Editors Reads Verdict
The Lost Metal is a deeply satisfying conclusion to both the Wax and Wayne story and Sanderson's broader Era 2 ambitions, delivering on every emotional thread the series built while explicitly connecting the Mistborn world to the wider Cosmere in ways that will delight invested readers. The scale escalates dramatically without abandoning the character work that made the series worth finishing.
What We Loved
- Every significant character gets a resolution that feels earned rather than convenient
- The Cosmere connections are handled in a way that works for both knowledgeable and casual readers
- The action sequences in the finale are the series' most inventive use of allomancy and feruchemy
- The emotional beats land — particularly Wax's final confrontation with his faith and history
Minor Drawbacks
- The scale of the threat sometimes overwhelms the more intimate character dynamics the series excels at
- A few subplots introduced in this book feel underdeveloped given the series-closing obligations
- Readers who skipped the Secret Projects may miss some Cosmere context
Key Takeaways
- → A series finale succeeds when it honors the journey rather than simply resolving the plot
- → Faith and doubt can coexist in the same person without canceling each other out
- → Expanding a story's scale in its final act risks losing the intimacy that made the story matter
- → The best Cosmere connections enrich both the local story and the larger universe simultaneously
- → Ensemble finales work when every character has something genuine to do and lose
| Author | Brandon Sanderson |
|---|---|
| Publisher | Tor Books |
| Pages | 527 |
| Published | November 15, 2022 |
| Language | English |
| Genre | Fantasy, Epic Fantasy, Fiction |
| Difficulty | Intermediate |
| Best For | Readers who have completed the Wax and Wayne trilogy; Cosmere readers tracking the universe's broader development; fans of epic fantasy conclusions that honor their full investment. |
Closing the Loop
Six years passed between The Bands of Mourning and The Lost Metal, during which Sanderson published the entire Stormlight Archive through book four, three Secret Projects, and several other novels.

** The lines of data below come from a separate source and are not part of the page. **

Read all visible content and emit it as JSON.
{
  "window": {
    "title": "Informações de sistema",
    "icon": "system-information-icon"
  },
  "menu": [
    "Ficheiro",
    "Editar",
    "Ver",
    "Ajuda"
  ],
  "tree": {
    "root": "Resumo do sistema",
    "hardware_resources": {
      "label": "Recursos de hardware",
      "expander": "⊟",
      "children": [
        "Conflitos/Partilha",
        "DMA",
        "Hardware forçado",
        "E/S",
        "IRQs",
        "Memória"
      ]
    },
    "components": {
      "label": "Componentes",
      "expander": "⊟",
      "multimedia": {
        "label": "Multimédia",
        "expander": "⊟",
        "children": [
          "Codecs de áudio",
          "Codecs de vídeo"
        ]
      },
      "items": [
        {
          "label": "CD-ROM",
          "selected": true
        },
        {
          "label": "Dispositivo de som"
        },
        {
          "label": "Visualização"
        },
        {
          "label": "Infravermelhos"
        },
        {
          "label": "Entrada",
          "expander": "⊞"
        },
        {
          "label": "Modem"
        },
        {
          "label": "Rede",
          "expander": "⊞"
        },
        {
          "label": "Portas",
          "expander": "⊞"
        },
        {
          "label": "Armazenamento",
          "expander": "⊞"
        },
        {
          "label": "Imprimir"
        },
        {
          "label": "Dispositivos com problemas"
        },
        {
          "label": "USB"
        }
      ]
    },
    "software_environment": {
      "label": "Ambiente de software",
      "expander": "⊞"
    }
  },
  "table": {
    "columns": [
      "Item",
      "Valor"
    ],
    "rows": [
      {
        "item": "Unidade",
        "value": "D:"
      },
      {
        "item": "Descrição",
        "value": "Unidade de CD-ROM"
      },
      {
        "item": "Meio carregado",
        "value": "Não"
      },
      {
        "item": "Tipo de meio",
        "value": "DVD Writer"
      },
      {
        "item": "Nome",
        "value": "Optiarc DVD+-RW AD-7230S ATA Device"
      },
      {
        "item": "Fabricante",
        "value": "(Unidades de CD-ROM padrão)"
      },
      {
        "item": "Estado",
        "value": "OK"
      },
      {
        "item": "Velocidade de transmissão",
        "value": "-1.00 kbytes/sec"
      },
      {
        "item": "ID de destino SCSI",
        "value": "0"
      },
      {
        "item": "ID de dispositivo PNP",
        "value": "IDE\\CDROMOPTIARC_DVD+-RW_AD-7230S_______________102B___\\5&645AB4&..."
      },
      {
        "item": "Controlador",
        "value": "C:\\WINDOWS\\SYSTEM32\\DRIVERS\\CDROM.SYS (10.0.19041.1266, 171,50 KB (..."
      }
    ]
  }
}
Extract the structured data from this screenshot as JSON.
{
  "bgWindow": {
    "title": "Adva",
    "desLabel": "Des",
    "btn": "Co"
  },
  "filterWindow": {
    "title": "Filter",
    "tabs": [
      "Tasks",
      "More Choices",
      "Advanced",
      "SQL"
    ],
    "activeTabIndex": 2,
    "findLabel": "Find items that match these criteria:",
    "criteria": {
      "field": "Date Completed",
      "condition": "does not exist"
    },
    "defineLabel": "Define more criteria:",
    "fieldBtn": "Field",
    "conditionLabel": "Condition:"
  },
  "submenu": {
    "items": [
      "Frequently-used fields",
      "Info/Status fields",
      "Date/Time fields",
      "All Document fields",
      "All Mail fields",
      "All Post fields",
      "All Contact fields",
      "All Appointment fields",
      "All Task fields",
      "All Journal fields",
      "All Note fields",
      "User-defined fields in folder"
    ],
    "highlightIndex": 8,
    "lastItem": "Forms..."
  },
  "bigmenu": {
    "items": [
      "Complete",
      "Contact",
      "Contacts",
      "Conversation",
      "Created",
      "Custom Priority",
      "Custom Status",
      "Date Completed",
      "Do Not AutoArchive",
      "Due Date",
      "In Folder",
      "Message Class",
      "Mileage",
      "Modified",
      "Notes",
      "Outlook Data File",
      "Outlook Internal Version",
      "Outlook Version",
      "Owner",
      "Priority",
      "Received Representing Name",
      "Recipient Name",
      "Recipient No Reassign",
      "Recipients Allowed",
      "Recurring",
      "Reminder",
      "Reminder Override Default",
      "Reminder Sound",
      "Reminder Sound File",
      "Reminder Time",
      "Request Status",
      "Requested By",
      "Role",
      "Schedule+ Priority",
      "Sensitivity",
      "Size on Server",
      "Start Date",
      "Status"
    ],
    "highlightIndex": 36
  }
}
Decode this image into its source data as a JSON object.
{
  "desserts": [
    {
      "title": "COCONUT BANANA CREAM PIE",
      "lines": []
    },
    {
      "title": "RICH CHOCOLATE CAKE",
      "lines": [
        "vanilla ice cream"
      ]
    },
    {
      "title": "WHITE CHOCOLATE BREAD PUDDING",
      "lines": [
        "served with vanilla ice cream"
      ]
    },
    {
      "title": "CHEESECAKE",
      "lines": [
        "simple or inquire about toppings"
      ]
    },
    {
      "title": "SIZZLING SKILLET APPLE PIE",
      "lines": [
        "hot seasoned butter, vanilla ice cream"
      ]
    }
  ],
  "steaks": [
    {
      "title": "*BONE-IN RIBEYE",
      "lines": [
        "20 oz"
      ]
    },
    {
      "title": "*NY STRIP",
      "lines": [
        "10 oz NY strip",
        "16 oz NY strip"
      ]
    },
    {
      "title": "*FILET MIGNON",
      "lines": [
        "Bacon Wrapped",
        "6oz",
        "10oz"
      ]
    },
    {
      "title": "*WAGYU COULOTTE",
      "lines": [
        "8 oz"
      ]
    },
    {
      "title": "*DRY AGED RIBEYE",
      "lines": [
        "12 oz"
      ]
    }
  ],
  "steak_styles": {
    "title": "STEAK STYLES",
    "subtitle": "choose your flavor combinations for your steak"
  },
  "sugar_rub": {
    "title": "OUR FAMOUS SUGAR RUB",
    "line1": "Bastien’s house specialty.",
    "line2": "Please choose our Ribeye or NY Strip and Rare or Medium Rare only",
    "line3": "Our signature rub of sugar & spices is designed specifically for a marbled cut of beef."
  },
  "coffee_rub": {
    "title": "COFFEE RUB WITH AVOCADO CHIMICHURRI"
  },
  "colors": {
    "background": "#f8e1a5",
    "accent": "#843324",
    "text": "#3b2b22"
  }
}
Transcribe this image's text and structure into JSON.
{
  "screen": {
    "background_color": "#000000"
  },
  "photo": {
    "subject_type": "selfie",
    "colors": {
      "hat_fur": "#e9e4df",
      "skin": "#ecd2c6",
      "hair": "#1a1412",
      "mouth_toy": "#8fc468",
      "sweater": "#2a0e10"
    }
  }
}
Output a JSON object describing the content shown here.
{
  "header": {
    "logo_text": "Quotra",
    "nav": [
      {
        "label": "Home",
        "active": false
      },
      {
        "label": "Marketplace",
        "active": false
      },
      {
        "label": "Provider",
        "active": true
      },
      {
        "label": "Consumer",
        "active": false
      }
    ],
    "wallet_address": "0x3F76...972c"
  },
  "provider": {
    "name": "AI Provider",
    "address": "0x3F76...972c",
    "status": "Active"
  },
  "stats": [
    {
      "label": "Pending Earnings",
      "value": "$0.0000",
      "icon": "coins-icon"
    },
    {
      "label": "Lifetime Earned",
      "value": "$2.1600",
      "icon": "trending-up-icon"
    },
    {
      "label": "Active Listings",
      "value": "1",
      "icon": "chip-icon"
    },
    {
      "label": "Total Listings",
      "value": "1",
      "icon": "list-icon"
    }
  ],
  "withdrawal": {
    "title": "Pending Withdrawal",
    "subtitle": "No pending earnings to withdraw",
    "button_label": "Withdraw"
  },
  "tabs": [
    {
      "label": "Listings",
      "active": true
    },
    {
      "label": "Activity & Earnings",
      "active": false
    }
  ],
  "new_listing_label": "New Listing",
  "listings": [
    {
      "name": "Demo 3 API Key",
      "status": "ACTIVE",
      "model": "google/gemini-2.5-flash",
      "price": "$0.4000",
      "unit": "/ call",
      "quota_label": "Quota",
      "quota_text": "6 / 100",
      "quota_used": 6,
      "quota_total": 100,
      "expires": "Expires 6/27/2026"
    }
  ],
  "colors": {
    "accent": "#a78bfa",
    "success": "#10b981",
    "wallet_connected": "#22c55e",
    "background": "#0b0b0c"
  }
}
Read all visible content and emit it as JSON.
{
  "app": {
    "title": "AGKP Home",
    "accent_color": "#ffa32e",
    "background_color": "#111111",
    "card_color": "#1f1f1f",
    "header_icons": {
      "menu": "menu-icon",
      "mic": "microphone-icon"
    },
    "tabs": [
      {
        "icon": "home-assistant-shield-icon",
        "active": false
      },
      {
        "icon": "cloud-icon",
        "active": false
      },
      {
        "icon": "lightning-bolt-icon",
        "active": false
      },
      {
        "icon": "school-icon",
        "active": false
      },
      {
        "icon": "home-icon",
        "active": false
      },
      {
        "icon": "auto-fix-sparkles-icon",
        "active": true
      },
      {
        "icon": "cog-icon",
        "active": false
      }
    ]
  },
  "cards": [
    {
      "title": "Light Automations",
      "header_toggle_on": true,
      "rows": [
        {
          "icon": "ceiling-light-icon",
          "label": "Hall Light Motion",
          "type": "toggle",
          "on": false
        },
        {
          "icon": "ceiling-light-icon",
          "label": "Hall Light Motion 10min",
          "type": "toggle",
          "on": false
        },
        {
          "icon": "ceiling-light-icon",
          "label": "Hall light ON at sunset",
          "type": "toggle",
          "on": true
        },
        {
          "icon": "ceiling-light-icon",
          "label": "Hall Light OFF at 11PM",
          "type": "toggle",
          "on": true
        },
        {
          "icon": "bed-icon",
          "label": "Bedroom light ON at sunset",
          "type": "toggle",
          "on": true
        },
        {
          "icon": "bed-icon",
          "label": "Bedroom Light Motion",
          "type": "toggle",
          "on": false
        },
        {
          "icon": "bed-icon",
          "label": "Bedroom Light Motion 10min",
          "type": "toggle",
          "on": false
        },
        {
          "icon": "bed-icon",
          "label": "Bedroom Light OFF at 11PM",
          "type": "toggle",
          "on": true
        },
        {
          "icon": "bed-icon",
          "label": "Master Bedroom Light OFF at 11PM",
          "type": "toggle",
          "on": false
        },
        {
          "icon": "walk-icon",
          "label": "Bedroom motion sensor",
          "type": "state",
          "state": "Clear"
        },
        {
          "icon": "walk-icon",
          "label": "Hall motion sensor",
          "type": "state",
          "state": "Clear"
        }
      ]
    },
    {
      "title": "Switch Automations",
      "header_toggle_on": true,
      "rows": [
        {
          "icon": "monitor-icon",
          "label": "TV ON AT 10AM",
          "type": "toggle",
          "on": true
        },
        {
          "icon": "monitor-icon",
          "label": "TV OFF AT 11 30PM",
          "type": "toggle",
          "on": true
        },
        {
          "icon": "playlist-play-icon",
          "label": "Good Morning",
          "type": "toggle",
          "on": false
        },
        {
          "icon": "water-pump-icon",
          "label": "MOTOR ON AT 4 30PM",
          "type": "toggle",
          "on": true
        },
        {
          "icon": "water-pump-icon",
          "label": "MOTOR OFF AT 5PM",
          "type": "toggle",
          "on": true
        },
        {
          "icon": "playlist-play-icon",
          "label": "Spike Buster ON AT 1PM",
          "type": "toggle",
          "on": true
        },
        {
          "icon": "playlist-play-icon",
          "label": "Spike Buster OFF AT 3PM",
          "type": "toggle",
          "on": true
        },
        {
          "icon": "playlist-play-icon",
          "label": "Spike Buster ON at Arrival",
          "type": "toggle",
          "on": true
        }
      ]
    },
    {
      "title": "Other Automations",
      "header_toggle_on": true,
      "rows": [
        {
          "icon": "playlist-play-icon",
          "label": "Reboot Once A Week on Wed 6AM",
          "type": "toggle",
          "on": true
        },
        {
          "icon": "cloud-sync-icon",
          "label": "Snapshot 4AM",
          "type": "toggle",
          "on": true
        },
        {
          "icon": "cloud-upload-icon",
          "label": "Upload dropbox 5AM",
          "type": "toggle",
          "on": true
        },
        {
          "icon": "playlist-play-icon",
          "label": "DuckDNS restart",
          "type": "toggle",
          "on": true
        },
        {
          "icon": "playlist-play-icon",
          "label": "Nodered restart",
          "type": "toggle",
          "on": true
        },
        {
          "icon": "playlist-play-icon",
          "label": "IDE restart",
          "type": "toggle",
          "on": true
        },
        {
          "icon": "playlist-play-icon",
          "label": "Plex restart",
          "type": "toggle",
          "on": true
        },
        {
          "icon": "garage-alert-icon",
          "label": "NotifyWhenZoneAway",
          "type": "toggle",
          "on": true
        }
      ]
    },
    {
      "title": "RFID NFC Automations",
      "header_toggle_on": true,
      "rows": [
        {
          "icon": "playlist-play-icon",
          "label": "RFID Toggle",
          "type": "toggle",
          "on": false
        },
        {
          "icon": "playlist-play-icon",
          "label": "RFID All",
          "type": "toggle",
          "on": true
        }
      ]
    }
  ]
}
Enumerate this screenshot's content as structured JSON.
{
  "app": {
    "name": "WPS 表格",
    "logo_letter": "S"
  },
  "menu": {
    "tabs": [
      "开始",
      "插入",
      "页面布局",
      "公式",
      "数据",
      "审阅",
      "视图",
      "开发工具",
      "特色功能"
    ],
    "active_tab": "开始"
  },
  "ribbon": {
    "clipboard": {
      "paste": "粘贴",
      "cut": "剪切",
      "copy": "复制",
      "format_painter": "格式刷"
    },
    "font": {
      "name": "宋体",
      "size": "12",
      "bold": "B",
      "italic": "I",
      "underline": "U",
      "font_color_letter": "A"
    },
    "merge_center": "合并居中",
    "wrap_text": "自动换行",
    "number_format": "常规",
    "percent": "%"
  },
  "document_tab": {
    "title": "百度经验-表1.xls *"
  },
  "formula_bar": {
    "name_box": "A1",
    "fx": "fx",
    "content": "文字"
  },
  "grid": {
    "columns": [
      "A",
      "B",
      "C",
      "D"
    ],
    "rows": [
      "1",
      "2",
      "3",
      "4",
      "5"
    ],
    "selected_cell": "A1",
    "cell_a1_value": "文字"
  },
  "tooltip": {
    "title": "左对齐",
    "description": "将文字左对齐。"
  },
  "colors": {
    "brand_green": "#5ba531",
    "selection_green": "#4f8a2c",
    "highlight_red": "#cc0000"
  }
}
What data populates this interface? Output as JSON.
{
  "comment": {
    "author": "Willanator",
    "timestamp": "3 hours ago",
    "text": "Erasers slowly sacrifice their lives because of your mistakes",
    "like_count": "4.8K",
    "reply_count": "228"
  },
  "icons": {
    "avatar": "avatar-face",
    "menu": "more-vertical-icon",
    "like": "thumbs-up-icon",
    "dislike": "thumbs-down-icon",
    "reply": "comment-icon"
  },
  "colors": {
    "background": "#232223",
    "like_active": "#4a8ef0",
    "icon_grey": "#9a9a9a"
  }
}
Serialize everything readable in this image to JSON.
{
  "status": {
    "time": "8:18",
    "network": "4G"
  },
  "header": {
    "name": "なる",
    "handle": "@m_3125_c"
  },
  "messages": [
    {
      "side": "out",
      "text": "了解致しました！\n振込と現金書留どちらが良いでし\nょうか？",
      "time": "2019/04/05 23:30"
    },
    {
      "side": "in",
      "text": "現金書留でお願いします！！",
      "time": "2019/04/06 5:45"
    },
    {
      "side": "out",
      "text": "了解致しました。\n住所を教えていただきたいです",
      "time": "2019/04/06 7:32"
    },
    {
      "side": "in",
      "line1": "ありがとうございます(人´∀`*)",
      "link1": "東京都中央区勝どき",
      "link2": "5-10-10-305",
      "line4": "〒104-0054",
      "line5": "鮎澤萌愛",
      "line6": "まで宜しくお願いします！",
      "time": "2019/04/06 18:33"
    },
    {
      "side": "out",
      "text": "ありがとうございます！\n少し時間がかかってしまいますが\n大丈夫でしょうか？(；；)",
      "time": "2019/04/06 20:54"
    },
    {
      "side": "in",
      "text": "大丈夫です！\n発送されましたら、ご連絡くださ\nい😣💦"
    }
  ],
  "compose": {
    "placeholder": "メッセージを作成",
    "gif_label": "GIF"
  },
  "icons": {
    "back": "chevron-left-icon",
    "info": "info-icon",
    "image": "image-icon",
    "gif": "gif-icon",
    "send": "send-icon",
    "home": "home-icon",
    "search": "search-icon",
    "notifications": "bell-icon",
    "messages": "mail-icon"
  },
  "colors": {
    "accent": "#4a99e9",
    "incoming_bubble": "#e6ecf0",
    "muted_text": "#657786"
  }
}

Returning to Wax and Wayne after that gap, he has to do something difficult: close a story whose threads have been waiting while readers’ expectations for closure have been building.
He largely succeeds. The Lost Metal is a bigger book than its predecessors — the threat is Cosmere-level, the stakes are explicitly existential for Scadrial — and Sanderson does not let that scale flatten the character dynamics that made the series work. Wax’s identity as a lawman, a nobleman, a widower, and a man of complicated faith is central to the resolution in ways that could not have been predicted from the lighter first book.
What Steris Became
The most pleasant surprise of the entire Wax and Wayne arc is what Sanderson did with Steris. Introduced in The Alloy of Law as a structurally necessary foil — a betrothal arranged for practical reasons — she developed across the series into the ensemble’s most emotionally intelligent member. The Lost Metal gives her several scenes that are the best writing in the book, moments where her particular form of love and her particular form of competence are indistinguishable from each other.
This kind of character development — slow, unforced, rooted in consistent characterization rather than dramatic revelation — is rarer in epic fantasy than it should be.
The Cosmere Arrives
The explicit arrival of Cosmere-level forces on Scadrial is handled with more grace than readers might expect. Sanderson manages to make the crossover meaningful for readers who know exactly what it represents and also legible for those who don’t, which is the hardest thing to do when writing at the intersection of a shared universe. The resolution connects the Mistborn saga to the broader narrative Sanderson has been building across twenty years of fiction — a genuinely satisfying click of pieces into place.
Our rating: 4.5/5 — A worthy finale to the Wax and Wayne series that honors its characters, resolves its threads, and positions the Mistborn world for whatever Era 3 will bring.